Of course, you must do more than just show up to be successful in almost any activity in life. So, I guess, for Mr. Allen’s statement to be true, we’d have to define “showing up” as not only being where you are supposed to be, when you are supposed to be there, but also doing what you are supposed to do. But then that begs another question – who decides the where and when, and who dictates what you are supposed to do? Does the answer to that question change depending on your context – sometimes it’s your boss, sometimes it’s the police, sometimes it’s your spouse, etc.? Or are you the one who ultimately determines the “supposed to”s of your life? And, finally, what is “success?” Being wealthy? Being powerful? Being popular?
If you are a child of God, isn’t it a relief to find the answer to those questions when Jesus Christ invades your life with His grace and power? Being not only your Savior, but also your Lord, He is the one who wisely and lovingly guides you to where you are supposed to be, when you are supposed to be there, and what you are supposed to do in life. “Success” means for you the joy and peace of knowing and serving Him.

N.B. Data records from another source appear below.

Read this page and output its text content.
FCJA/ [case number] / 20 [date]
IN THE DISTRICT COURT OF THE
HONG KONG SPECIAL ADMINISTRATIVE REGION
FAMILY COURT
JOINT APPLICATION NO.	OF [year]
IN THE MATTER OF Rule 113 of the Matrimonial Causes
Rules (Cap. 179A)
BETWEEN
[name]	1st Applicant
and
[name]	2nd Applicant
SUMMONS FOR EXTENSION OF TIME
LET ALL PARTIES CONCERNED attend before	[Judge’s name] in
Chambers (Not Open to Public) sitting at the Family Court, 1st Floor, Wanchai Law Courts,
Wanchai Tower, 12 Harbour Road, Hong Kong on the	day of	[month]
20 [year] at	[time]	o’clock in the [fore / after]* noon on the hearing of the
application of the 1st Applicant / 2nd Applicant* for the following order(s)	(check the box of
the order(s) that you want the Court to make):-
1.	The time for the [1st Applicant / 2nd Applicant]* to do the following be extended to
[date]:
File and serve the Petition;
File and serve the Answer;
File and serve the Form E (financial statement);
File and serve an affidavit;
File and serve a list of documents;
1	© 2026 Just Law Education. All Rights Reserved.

Okay, now that we’ve properly qualified all the terms in Mr. Allen’s statement (qualified to the point that he not only wouldn’t recognize the statement, but would also, no doubt, disavow it!), let us look at it again: “Eighty percent of success is just showing up.” Within the standards of Christ’s Kingdom, I would say that sounds a lot like plain old faithfulness, one of the most underrated Christian virtues. Success for us is not only found in doing the right thing, but in doing it consistently and reliably – in season and out of season, when it gives pleasure and when it gives pain, when it makes us popular and when it makes us outcasts. Eddie Murray, the long-time first baseman for the Baltimore Orioles, was elected into the Baseball Hall of Fame, in spite of the fact that he had many good but never any great seasons, statistically speaking. Jayson Stark, a baseball commentator for ESPN, explained his vote for Murray by saying, “He was the same guy every day, every year, every decade…one of the most important qualities any great player can exude is dependability. And Eddie Murray was one of the most dependable players of all time. He was one of those rare players in life whom you could look at in spring training and know exactly what you were about to get over the next six months.” It is the same way in the kingdom of God. The Lord isn’t looking for intermittent and spectacular service in His name; He’s looking for dependability… faithfulness.
Success in the kingdom comes not to the most gifted or the most dynamic, but to the most faithful. It is the essence of Christ-likeness; as Hebrews 13:8 puts it, “Jesus Christ is the same yesterday and today and forever.” Isn’t that what we mean when we call the Lord our “Rock?” He’s steady, dependable, unchanging… He’s faithful.